Memi Alan (Kurdish: Mem û Zîn/Memî Alan û Zînî Buhtan (Mem and Zin) is a Kurdish drama that was directed by Nasir Hassan and shown by the Kurdish satellite TV station Kurdistan TV during Ramadan 2002. Mem û Zîn is a famous novel which was written by Ahmad Khani in 1694. It is the most important work of Kurdish writer and poet Ahmad Khani (1651-1707). Mam and Zin is based on a true story.

==Story==
Mem of the Alan clan and Zin of the Buhtan clan are two lovers. Their union is blocked by a man named Bakr of the Bakran clan.
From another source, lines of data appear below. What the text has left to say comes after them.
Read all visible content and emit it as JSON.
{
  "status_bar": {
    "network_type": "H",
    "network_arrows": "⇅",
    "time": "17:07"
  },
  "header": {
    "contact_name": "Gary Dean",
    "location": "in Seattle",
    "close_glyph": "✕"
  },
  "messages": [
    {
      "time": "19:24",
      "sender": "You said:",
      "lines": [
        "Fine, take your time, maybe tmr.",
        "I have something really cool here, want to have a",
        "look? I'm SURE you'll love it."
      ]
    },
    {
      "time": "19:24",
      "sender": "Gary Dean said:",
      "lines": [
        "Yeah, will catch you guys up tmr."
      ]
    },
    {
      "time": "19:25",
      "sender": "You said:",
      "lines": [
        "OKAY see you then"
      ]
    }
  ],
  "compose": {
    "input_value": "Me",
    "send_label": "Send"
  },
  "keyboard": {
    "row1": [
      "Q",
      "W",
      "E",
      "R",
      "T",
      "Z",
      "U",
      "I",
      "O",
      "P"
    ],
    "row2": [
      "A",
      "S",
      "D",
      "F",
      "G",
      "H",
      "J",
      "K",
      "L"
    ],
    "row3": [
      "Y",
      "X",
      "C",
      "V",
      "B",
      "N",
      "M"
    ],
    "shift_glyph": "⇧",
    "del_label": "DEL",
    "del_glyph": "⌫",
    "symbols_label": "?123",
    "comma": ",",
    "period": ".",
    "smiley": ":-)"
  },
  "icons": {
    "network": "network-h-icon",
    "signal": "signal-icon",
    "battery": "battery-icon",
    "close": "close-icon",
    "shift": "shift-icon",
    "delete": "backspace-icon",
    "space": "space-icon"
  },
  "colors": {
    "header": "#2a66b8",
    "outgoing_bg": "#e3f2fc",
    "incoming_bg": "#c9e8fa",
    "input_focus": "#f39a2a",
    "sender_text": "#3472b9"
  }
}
Mem, a young Kurdish boy, falls in love with Zin, the daughter of the governor of Buhtan, while the people are celebrating Newroz, the ancient national new year ceremony of Kurds. Mem eventually dies in the end as the result of a complicated conspiracy by Bakr. When Zin receives the news, she mourns Mem's death on his grave. The immense grief leads to her death and she is buried next to Mem. The news of the death of Mem and Zin spreads quickly among the people of Jazira Buhtan. Then Bakr's role in the tragedy is revealed, and he takes sanctuary between the two graves. He is eventually captured and slain by the people of Jazira. A thorn bush soon grows out of Bakr’s blood, sending its roots of malice deep into the earth between the lovers’ graves, separating the two even after their death.

==Media==
Nasir Hassan, the director of the successful drama said, "Memi Alan" is the most substantial and the most sophisticated artistic work ever done in Kurdistan. With a crew of more than 1000 people and 250 actors.

==Kurdish People==
For Kurds, Mem and Zin are symbols of the Kurdish people and the Kurdish country, which are separated and cannot come together. The Mem u Zin museum in Cizre province has become a tourist attraction.

The movie Mem u Zin was produced in 1991 in Turkey. It was not allowed to play the story in the Kurdish language. Mem û Zîn also emphasizes the national aspirations of the Kurdish people.